The discovery confirms Einstein's prediction that gravitational waves exist, validating one of the pillars of modern physics. It confirms that black holes exist and orbit each other in binary systems, teaching us important lessons about how stars are born and live their lives.

It is incredibly exciting to be participating as scientific history is being made. Every aspect of this research is elegant and beautiful. The LIGO detectors are genuine marvels of precision engineering. Einstein's theory of relativity, which predicts the existence of gravitational waves, brings together the concepts of geometry and gravity in a wonderfully inspiring way. The sources that LIGO detects, like black holes, are the home of some of the most fascinating physics in the Universe. It is very exciting to think that we now have a new and powerful tool at our disposal to unlock the secrets of all this beautiful physics.

Humanity is at the start of something profound and perpetual. We now have a new way of looking at the Universe and we will never stop looking. Gravitational waves are neither scattered nor absorbed by the material they pass through, so they let us peer right into the heart of some of the most extreme environments in the Universe, like black holes and neutron star, to do fundamental physics experiments under conditions that can never be copied in a lab on Earth.

The possibilities are endless.

University of WA was involved in stabilising the detectors to enable continuous operation. We ran an independent analysis of the data to verify the signals, and we searched the sky with our Zadko robotic telescope to see if there was any explosion visible in light.

Gravitational waves are akin to sounds that travel through space at the speed of light. Up to now humanity has been deaf to the universe. Suddenly we know how to listen. The universe has spoken and we have understood!

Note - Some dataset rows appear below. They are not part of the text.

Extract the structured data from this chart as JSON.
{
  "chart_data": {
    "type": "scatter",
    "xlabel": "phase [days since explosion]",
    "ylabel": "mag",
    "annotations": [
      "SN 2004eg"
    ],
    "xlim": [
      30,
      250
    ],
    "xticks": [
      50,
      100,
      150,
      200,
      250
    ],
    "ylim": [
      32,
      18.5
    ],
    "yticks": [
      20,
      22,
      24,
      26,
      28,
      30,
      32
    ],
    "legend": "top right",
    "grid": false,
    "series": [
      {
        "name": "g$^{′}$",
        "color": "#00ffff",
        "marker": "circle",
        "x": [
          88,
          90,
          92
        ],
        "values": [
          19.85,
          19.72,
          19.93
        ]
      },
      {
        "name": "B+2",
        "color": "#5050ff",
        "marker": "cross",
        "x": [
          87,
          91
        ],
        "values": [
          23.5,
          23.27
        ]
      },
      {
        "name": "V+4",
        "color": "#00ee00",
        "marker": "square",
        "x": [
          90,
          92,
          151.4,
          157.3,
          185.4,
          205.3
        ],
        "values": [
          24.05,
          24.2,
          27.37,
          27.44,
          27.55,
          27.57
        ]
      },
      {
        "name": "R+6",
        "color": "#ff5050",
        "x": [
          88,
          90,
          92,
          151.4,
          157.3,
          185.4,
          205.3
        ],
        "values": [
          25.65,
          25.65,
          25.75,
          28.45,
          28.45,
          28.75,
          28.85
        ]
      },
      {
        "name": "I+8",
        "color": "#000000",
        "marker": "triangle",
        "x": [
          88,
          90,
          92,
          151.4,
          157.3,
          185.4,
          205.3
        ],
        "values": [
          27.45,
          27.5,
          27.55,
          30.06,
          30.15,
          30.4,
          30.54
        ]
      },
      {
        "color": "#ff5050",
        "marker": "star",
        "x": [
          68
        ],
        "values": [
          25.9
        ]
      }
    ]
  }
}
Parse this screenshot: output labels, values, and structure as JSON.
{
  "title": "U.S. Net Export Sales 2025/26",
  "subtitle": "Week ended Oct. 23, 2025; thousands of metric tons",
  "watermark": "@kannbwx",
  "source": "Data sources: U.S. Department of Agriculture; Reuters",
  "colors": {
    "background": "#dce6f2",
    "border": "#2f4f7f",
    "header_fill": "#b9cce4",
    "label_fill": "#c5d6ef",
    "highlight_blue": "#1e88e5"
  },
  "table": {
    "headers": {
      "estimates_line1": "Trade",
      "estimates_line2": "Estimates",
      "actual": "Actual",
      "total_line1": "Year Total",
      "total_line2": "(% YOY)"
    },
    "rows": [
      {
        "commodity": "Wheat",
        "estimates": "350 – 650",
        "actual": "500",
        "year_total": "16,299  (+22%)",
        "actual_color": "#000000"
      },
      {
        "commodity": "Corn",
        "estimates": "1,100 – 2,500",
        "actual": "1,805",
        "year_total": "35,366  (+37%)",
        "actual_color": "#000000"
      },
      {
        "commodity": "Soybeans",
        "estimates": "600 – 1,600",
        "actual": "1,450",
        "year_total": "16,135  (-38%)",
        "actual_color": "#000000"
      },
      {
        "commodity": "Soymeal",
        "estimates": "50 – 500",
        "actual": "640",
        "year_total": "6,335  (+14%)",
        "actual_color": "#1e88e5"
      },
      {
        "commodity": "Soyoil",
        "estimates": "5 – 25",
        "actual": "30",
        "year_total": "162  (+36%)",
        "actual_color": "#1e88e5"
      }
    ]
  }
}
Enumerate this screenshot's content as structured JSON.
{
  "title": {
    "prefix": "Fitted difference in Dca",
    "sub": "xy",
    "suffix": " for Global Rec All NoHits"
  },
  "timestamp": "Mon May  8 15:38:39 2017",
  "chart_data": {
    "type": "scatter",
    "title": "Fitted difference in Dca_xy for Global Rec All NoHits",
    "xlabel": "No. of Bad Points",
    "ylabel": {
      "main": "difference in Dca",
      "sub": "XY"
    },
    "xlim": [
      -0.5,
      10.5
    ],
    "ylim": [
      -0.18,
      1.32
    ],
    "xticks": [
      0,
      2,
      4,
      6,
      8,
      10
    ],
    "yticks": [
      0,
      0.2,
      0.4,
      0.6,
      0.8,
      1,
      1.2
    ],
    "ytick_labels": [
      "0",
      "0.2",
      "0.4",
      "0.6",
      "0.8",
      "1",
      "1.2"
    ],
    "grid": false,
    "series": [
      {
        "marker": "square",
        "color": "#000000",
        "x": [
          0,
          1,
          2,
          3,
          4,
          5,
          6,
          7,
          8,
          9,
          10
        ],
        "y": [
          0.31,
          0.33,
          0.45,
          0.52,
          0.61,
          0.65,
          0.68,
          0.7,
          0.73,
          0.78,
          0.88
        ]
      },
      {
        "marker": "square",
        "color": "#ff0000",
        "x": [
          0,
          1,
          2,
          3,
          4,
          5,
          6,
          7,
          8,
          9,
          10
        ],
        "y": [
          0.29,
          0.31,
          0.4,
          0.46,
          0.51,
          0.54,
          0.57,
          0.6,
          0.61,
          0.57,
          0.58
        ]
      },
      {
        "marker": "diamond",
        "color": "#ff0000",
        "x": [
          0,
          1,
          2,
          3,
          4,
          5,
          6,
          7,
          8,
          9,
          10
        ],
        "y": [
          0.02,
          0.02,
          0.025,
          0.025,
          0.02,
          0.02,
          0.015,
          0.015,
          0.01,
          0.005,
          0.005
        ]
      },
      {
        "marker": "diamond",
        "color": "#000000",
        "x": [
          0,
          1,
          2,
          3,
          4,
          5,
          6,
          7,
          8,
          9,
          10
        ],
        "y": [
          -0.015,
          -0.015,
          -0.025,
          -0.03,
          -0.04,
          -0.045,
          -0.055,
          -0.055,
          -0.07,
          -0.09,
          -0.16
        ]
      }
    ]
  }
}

We have just passed through the threshold from being deaf to the universe, to being able to hear and understand. This is the tip of an iceberg. A whole new spectrum is open to us.

This is like Heinrich Hertz’s first detection of radio waves.  He never guessed  that it would revolutionise life in the next century.

We have opened a whole new frontier by creating exquisite and almost unimaginable technologies that have allowed us to measure vibrations as small compared with atoms as atoms are compared to people.

By measuring the smallest amount of energy ever measured, we have detected the most powerful explosion ever observed in the universe, in which three times the  total mass energy of the sun was emitted in pure explosion of gravitational energy in a time of less than one tenth of a second.

This is a watershed moment in the history of astronomy. LIGO's detection represents a whole new way of doing astronomy that can unlock the secrets of the universe. It has been a privilege to work with the international LIGO collaboration toward this discovery.

The discovery of this gravitational wave suggests that merging black holes are heavier and more numerous than many researchers previously believed. This bodes well for detection of large populations of distant black holes – research carried out by our team at Monash University. It will be intriguing to see what other sources of gravitational waves are out there, waiting to be discovered.

Charles Sturt University has contributed to detector characterisation, validation of the calibration of the instruments and development of the detection pipeline for the stochastic background of gravitational waves.

This discovery is the first direct detection of gravitational waves, predicted in 1916. It is a further confirmation of the validity of general relativity as the correct theory of gravity.

The most exciting thing is that it opens the door to a new window on the Universe. In the same way that radio astronomy led to the discovery of the cosmic microwave background, the ability to 'see' in the gravitational wave spectrum will likely to lead to unexpected discoveries.

This detection marks the beginning of the age of gravitational wave astronomy.